With a plan as big and as vast as my Pomegranite Plan, paranoia is bound to come into it but I didn't think it would do so quite so soon.
Lazing in dream world in the flat on such a warm day as today, I told myself to go out onto the Heath. My dreams are lovely there. Full of hope.
The prize that will pop out of the Pomegranite, should I be successful, is not for me. That's alright, it's a challenge. The money for my Big Issue Walk wasn't for me either.
The Press wasn't involved in my Big Issue Walk.
If it was me and the local press going after the cash it might be ok, but it's not, it's just me. The local press will report it. That's ok, I like them, I'd like to help them. Wouldn't good news be nice to report and good news of that magnitude: £283m in times of "austerity" for Camden's long bullied and battered heart?
It's just me.
Just me.
No union behind me, no association of any kind. Not even a friend saying "yeah, go for it!" Just me. Crazy, nutty, desperate, me.
I'd quite like to meet Cameron and Clegg and ask for it. I've met one of them, I've written to both of them, what's the big deal?
At that level? When that's how high I'm prepared to take it?
Exposure.
My Advice Man nearly made me cry when I met him on Sunday. He said:
"You're so desperate. I've never met anyone as desperate as you. I wish I knew how I could help you."
That word, desperate, stung (yes thank you stiggers, I know there's a P in that)
"You can't help me," I'd replied. "No-one can."
Later I said to him: "I know I'm desperate so I should use that. I should use it to get the £368 million." Fighting talk rrrrah!
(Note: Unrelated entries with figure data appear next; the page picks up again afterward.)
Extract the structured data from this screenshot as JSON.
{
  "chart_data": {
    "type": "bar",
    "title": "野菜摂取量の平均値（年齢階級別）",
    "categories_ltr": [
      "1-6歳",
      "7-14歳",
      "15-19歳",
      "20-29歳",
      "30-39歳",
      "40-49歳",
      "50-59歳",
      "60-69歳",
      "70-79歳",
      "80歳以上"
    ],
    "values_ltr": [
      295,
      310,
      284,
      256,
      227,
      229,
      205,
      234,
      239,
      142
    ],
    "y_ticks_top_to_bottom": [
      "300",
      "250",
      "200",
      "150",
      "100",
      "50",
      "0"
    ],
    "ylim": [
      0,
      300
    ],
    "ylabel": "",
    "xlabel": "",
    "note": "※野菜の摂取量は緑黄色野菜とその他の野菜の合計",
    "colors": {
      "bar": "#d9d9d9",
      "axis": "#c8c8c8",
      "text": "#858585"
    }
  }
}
"If you get that you can have the front page," he said and I laughed because if anyone should know I don't want, I don't like, exposure, it's him.
Do I mind the borough knowing I'm desperate? Not really. In my mind we all are, 18000 is alot you know and there have been two deaths in recent weeks, Jennyfer Spencer and Tony.
Do I mind the nation knowing I'm desperate? Fuck yes. These politicians are going to hang me out to dry (Oh yes, my paranoia really did take root in the soil of Hampstead Heath this afternoon and went far, far, far down the plan.)
The housing division of the council are going to be pissed off I'm going to the papers (school social worker said as much, saying it could make things worse for me and my son for blowing the whistle on it when I saw her this afternoon)
It was all beginning to look pretty pants actually, my pomegranite plan.
Then I got a reprieve, that helped me breathe. Local journo emailed me and said he couldn't meet on Friday after all and was really sorry (Don't be!!)
I'm going to my MP's surgery on Saturday, which was my plan before I had a plan.
I'm going to ask him to get the money.
I was going to tell him to use the living me and the dead Jennyfer but I'll have to see how I feel.
I mean would you sacrifice yourself for money you wouldn't see a penny of?
Thought not.
My son, my sun, my boy, my buoy, I haven't forgotten you baby, you're the reason I can't give up. I'll give up when we move so I've got to do this, at least give it a shot, before we do.